HTML::Mason also provides the $m request object for object-oriented access to all aspects of the Mason environment. Most functions of $m are more customizable versions of standard Mason functions, such as the calling of components or the accessing of arguments. In addition, though, the $m object offers a fine grain of control over data caching, session management, and other architectural workings of Mason. The HTML::Mason documentation provides a complete listing of the methods provided by the $m object.
Displaying Inline Variables
It's sometimes useful to include variable values in a block of HTML text. The full syntax of a <%perl>print $value</%perl> block would be cumbersome in these cases. Therefore, Mason provides an alternate syntax specifically for evaluating expressions. Any Perl expression is evaluated inline when enclosed in a block of the form <% expression %>. This kind of block can be used to display a variable, such as $query, or to evaluate and display an expression, such as localtime() or "moo"x3.
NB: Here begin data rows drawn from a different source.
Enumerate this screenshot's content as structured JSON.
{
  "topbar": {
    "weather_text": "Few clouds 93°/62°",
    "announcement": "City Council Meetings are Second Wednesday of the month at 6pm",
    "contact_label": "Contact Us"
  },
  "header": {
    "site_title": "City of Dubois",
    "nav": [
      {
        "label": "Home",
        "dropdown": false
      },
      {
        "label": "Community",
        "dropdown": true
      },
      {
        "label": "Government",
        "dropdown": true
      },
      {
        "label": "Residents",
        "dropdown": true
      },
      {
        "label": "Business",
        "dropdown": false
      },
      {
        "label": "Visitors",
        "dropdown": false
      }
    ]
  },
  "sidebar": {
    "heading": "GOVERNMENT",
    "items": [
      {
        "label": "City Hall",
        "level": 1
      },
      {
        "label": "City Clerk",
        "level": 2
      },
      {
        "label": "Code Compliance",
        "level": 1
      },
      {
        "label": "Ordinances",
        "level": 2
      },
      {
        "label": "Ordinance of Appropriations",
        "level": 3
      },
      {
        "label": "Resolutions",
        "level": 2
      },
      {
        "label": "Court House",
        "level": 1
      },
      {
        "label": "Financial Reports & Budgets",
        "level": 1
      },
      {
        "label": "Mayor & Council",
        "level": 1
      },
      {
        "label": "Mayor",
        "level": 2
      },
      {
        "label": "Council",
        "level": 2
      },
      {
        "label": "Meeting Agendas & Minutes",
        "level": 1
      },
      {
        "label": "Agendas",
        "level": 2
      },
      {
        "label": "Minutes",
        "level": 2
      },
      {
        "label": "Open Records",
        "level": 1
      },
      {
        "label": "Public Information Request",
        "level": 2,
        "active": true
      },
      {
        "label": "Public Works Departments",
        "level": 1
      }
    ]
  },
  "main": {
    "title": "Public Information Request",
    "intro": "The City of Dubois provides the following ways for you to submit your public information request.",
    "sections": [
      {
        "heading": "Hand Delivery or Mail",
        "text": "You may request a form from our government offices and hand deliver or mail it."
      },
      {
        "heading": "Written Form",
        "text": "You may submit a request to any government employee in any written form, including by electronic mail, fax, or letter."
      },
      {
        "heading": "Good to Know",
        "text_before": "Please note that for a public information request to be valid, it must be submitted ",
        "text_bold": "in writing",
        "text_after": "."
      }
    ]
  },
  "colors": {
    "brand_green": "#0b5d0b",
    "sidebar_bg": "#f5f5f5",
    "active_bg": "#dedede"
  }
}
In Listing 12.3, lines 046055 use inline variables to display the default values of each form field as given by the form variable arguments defined in <%args>. Note that this syntax is used only when the variable is included in an HTML block, not when the variable is used in a <%perl> block or other sections of Perl code.
Benefits and Limitations
Mason's emphasis on components makes writing robust template systems much easier because much of the work inherent in combining HTML templates with program segments is handled by HTML::Mason itself. HTML-compatible templates can be incorporated very easily by making the template an automatic top-level component for every Mason file in a directory. Sections of the template page then can be filled in with other shared components, including the original page requested. Further discussion of templates can be found in Chapter 13.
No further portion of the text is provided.